Армии необходима дисциплина. С другой стороны, слишком жесткая дисциплина может ее удушить. В немецкой армии царила слишком жесткая дисциплина. Офицеры и рядовые слепо повиновались приказам начальства. Они не задавали вопросов даже тогда, когда растаяла вера в победу и логика подсказывала, что их усилия тщетны. Очень редко нижестоящие чины восставали против приказа или отказывались подчиняться командиру. Даже если действия в обход приказа представлялись единственным разумным выходом (особенно в конце войны, когда Гитлер полностью все контролировал), военные лидеры умудрялись формально в точности выполнять приказ. Подчинение власти так въелось в немцев, что офицер не мог сделать даже шаг в сторону, не обосновав свое поведение тем, что действовал хотя бы согласно духу, если не букве полученного приказа. Только убедив себя в том, что не нарушил приказ, он мог очистить свою совесть, а рассуждения о том, что он поступил человечно и спас жизни людей, были вторичными.

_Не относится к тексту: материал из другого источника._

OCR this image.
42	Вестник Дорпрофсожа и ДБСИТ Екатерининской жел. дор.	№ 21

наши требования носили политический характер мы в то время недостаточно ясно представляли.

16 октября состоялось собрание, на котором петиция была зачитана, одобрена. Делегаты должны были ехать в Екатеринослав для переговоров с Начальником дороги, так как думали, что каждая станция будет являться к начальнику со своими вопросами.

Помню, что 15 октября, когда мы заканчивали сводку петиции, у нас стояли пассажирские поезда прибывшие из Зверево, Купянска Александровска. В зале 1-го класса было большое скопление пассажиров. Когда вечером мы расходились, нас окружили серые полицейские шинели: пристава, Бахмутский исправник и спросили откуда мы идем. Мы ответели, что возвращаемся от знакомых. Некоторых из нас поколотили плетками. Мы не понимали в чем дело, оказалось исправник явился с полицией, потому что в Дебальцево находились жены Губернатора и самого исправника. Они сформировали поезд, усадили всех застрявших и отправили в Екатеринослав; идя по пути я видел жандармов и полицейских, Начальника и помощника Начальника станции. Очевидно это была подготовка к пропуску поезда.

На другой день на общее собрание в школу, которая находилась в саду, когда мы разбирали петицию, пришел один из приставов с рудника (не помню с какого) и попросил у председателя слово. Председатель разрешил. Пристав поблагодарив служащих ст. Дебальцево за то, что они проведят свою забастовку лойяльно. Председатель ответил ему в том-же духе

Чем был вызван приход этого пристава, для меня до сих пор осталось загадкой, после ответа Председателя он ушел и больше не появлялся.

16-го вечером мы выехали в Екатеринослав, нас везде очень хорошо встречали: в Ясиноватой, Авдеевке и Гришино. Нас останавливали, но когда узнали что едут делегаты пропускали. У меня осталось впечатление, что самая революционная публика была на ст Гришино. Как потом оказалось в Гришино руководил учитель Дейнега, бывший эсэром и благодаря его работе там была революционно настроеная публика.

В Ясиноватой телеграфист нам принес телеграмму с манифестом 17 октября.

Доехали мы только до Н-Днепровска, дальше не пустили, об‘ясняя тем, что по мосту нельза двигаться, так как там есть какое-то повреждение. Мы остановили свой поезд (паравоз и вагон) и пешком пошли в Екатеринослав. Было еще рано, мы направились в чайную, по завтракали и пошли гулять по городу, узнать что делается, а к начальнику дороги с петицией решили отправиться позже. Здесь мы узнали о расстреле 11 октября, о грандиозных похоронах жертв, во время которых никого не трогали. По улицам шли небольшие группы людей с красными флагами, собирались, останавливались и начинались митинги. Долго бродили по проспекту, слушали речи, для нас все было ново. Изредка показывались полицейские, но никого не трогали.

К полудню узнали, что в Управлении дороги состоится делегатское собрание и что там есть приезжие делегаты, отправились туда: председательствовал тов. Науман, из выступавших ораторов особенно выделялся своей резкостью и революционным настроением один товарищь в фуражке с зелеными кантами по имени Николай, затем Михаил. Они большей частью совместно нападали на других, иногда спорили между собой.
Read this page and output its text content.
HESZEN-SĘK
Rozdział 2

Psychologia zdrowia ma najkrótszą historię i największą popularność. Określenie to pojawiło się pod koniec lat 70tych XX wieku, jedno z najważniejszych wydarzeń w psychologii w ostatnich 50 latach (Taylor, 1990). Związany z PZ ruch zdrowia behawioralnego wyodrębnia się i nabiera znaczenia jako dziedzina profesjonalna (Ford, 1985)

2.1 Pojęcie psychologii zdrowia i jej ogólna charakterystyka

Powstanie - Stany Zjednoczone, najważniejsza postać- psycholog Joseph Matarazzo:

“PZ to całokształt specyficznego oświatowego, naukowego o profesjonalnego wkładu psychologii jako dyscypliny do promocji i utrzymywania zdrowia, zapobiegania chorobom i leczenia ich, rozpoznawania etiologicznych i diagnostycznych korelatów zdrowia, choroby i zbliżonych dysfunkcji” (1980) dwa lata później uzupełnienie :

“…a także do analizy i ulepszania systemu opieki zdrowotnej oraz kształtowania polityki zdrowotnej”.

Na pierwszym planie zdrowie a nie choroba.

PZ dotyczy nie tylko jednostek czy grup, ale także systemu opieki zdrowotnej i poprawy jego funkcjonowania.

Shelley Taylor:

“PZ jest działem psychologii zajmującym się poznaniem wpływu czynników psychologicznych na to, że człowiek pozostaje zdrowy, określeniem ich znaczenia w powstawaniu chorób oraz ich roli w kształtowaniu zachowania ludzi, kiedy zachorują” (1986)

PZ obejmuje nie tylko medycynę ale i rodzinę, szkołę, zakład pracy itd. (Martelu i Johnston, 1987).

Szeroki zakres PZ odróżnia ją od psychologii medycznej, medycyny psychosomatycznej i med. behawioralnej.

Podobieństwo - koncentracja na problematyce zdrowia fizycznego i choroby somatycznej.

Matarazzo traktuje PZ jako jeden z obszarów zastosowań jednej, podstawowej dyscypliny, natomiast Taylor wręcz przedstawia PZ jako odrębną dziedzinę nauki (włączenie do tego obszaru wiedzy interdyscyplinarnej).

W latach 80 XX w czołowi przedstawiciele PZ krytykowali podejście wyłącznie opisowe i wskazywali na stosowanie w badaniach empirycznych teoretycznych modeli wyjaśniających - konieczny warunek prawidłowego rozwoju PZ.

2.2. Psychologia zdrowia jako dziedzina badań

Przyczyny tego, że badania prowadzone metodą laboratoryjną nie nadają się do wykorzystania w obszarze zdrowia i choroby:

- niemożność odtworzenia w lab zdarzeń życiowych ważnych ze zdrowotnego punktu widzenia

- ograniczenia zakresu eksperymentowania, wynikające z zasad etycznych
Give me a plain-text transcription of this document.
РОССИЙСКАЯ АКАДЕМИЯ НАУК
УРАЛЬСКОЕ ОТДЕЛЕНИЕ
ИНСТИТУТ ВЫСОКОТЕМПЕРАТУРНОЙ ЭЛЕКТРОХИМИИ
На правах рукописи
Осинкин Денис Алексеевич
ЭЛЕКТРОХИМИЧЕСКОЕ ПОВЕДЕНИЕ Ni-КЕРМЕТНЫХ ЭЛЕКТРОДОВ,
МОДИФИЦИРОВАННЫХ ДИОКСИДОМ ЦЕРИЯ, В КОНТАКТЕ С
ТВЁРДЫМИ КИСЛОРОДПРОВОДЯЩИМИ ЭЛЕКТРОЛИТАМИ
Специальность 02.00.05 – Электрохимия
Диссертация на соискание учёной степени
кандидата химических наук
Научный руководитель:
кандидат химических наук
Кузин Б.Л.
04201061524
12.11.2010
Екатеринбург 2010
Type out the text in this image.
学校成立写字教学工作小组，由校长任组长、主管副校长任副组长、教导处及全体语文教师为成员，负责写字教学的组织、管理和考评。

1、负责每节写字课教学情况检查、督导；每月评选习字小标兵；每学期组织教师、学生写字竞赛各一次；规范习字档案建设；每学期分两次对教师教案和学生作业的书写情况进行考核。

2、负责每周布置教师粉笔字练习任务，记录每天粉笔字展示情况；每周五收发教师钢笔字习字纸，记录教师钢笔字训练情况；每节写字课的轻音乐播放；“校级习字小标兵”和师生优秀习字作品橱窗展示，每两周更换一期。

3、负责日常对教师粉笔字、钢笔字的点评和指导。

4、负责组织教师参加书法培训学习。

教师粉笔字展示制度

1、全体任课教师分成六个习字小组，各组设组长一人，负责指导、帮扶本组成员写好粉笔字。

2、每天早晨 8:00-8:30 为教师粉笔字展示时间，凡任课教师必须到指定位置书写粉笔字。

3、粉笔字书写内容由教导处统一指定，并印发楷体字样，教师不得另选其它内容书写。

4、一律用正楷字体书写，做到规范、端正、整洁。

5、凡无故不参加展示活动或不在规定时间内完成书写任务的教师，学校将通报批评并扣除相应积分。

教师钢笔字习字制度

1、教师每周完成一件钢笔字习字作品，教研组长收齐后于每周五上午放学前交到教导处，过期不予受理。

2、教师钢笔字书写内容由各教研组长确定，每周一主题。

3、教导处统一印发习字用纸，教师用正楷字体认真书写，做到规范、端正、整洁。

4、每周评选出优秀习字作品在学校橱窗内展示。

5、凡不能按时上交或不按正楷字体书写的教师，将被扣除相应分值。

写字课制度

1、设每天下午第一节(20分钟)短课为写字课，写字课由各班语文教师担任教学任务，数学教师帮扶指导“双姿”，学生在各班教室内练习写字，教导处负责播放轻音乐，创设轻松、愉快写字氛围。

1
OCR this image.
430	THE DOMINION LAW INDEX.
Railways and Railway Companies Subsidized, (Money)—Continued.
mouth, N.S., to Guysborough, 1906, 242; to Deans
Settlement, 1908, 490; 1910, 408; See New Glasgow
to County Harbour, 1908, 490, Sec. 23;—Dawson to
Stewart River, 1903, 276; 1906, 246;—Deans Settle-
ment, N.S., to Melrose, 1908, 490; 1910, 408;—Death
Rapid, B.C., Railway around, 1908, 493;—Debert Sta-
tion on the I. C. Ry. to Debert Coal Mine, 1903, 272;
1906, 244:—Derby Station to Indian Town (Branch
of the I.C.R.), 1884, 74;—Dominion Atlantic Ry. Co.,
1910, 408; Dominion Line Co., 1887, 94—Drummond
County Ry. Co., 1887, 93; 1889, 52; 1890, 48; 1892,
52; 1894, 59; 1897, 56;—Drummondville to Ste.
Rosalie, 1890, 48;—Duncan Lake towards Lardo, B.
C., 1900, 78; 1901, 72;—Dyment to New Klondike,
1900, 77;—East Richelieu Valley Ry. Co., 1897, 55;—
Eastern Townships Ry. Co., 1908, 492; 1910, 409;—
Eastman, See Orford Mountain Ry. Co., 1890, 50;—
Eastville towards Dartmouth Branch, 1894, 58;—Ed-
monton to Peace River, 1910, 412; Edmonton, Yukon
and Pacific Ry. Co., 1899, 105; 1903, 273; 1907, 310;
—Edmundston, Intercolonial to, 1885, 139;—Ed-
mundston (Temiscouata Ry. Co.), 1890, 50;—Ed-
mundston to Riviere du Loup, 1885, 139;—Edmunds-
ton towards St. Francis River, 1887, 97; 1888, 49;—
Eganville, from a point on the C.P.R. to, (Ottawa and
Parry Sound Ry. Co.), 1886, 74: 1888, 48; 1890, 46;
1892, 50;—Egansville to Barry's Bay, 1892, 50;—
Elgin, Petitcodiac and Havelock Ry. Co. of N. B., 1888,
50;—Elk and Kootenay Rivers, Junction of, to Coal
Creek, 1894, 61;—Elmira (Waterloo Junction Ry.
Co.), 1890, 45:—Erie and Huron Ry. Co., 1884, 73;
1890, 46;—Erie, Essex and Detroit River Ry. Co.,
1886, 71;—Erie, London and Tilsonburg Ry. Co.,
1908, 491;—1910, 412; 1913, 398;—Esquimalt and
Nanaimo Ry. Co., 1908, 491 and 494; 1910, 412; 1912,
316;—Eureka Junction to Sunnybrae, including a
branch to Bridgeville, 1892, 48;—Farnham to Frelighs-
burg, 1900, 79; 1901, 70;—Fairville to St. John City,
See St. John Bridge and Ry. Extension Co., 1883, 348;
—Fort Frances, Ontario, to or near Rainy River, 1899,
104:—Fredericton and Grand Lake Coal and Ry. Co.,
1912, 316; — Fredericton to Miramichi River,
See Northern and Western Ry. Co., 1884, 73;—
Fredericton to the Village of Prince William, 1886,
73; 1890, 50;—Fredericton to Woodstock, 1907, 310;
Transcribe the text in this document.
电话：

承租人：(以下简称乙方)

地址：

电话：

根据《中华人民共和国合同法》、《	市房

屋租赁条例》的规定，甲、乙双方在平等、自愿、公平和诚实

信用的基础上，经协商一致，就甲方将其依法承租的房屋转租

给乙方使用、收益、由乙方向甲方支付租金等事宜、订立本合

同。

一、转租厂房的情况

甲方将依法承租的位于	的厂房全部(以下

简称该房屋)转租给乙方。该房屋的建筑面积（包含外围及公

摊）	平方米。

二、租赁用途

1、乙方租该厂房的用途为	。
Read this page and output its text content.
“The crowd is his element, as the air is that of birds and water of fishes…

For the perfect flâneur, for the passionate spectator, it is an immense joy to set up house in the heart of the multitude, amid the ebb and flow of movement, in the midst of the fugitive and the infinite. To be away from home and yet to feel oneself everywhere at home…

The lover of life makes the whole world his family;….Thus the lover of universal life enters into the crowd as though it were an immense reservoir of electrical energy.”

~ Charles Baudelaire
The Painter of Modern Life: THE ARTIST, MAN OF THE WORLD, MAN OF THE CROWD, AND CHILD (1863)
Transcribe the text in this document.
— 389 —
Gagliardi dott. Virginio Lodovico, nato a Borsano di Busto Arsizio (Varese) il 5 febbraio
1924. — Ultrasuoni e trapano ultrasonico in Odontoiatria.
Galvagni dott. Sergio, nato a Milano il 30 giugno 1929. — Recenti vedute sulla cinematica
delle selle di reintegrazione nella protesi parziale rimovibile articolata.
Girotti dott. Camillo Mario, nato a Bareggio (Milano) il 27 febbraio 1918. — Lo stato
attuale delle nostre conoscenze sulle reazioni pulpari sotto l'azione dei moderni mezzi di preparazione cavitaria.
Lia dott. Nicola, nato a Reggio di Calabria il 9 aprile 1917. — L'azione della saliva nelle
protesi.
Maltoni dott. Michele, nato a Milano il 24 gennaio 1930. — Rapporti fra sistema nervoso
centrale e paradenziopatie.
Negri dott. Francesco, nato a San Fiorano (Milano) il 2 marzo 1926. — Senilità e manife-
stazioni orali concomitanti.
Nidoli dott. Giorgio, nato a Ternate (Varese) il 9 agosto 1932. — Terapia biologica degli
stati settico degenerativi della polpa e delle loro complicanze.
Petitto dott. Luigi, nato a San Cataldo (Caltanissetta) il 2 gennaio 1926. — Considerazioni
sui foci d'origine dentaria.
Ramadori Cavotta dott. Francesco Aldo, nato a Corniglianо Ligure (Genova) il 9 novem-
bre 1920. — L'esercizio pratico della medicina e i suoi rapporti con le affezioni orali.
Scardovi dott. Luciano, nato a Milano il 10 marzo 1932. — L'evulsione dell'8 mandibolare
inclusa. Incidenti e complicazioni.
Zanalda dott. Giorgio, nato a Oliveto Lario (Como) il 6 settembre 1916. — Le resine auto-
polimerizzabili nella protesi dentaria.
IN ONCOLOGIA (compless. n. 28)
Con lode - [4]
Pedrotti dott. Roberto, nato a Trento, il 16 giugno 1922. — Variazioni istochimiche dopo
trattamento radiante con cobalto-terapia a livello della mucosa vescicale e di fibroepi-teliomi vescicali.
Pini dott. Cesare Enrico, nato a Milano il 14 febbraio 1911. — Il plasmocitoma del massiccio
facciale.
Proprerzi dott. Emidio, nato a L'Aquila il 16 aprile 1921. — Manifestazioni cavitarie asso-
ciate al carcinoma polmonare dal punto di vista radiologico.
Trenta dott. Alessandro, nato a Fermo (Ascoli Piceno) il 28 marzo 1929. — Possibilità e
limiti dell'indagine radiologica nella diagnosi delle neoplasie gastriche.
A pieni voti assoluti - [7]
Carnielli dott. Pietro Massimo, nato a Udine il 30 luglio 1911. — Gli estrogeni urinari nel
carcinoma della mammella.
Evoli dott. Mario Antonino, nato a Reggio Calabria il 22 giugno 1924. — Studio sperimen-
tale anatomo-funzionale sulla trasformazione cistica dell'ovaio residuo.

Именно благодаря жестокой дисциплине вермахт сражался так долго. Однако из-за той же самой дисциплины не было сделано ничего для того, чтобы сбросить силы, которые вели Германию к краху. Задолго до конца войны очень многие старшие офицеры осознали ее бессмысленность, но они стали так беспомощны и неспособны к противодействию политической власти, что протест самых лучших выразился в неумелом покушении на фюрера всего за девять месяцев до окончания войны.